Tanto el ministro de Finanzas alemán, Wolfgang Schäuble, como el presidente de la CE, el portugués José Manuel Barroso, rechazan sin embargo renegociar las condiciones del rescate.

La única esperanza de Ángela Merkel, el FMI y el BCE, es que el gobierno de transición griego o un hipotético futuro Gobierno encabezado por Syriza –y del que podrían formar parte los comunistas del KKE, que obtuvo el 8,5%, y la izquierda moderada del Dimar, que consiguió el 6%– convoquen a un referéndum para que los griegos decidan si quieren ser rescatados aún con las condiciones draconianas actuales, o deciden arriesgarse a la incertidumbre de una salida del euro.

Esa última opción, que no sólo tendría consecuencias para Grecia, sino también para el resto de socios de la eurozona, para la UE, para Estados Unidos y otras economías, ha centrado buena parte del primer encuentro entre Merkel y el nuevo presidente francés, el socialista François Hollande, y ha irrumpido de lleno también en la agenda de la cumbre del G-8 –los ocho países más ricos del mundo– reunidos este fin de semana en Camp David, residencia de verano de Barack Obama.
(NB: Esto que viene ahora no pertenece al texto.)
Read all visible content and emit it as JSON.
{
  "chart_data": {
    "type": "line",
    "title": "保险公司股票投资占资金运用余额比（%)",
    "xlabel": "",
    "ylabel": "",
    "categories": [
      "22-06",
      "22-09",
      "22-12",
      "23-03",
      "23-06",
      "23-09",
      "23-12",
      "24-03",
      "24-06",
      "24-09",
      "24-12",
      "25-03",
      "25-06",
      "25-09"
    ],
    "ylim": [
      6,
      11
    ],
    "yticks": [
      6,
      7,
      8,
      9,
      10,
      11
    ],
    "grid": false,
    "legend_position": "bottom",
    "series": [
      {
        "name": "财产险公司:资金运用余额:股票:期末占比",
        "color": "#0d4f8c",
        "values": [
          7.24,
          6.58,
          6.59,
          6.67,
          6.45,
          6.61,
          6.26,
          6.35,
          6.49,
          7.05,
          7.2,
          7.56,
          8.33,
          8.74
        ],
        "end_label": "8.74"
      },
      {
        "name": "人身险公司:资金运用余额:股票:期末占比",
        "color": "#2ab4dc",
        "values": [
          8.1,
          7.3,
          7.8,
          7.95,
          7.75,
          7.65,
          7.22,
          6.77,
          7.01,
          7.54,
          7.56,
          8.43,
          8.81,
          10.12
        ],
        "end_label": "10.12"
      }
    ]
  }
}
Hollande condiciona la ratificación del Pacto Fiscal –cuyo borrador fue apoyado por 25 de los 27 miembros de la UE– a que éste sea asociado a un pacto de crecimiento, algo a lo que se resiste tenazmente la canciller alemana. Hollande intenta sumar apoyos a su propuesta no sólo entre esos 25 socios. También hace un guiño a Obama, quien ve con buenos ojos esa iniciativa, más acorde con su propia política económica.
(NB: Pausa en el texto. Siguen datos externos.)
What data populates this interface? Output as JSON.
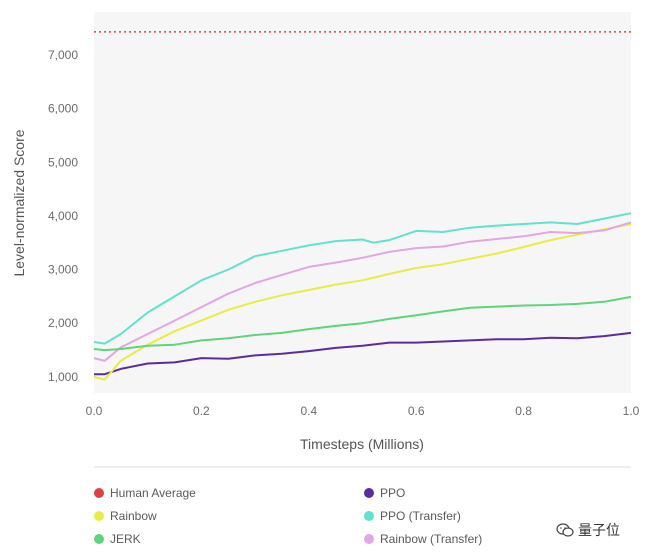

El mandatario estadounidense ha mostrado estos días su gran preocupación por el fracaso de los ajustazos en Europa, a cuya economía está tan ligado Estados Unidos.

España, en primer lugar, y luego Italia, son los eslabones más vulnerables de la cadena europea que podrían verse afectados por la salida de Grecia del euro. El presidente español, Mariano Rajoy, pidió a las autoridades comunitarias europeas que den un apoyo más explícito a su política de recortes, a fin de calmar a los mercados y a las agencias de calificación de riesgo, que no cesan de transmitir inquietud sobre la economía de España.

El déficit público está en 8,51 puntos, la prima de riesgo llegó a 507 puntos por primera vez desde los años ’90 y la agencia Moody’s ha rebajado la calificación a 16 bancos españoles, entre ellos Caixabank –socio mayoritario de Repsol–, el Santander y el BBVA.

Para más inri, la nacionalización parcial del cuarto banco en importancia de España, Bankia, seriamente afectado por el pinchazo de la burbuja inmobiliaria, ha provocado que sus clientes retiraran en pocos días más de mil millones de euros. Krugman asegura que no es descabellado pensar que en breve se produzca una suerte de corralito en España.

Al Movimiento 15-M, a los indignados de esta España golpeada y de incierto futuro, que el martes pasado celebraron masivamente en la calle su primer año de vida, dedicó Bruce Springsteen días atrás su concierto en Sevilla al presentar su nuevo disco, Wrecking ball. Tras denunciar a “los buitres avariciosos de Wall Street”, el boss dijo en castellano: “Demasiada gente ha perdido sus trabajos y sus casas. Nuestro corazón está con vosotros”.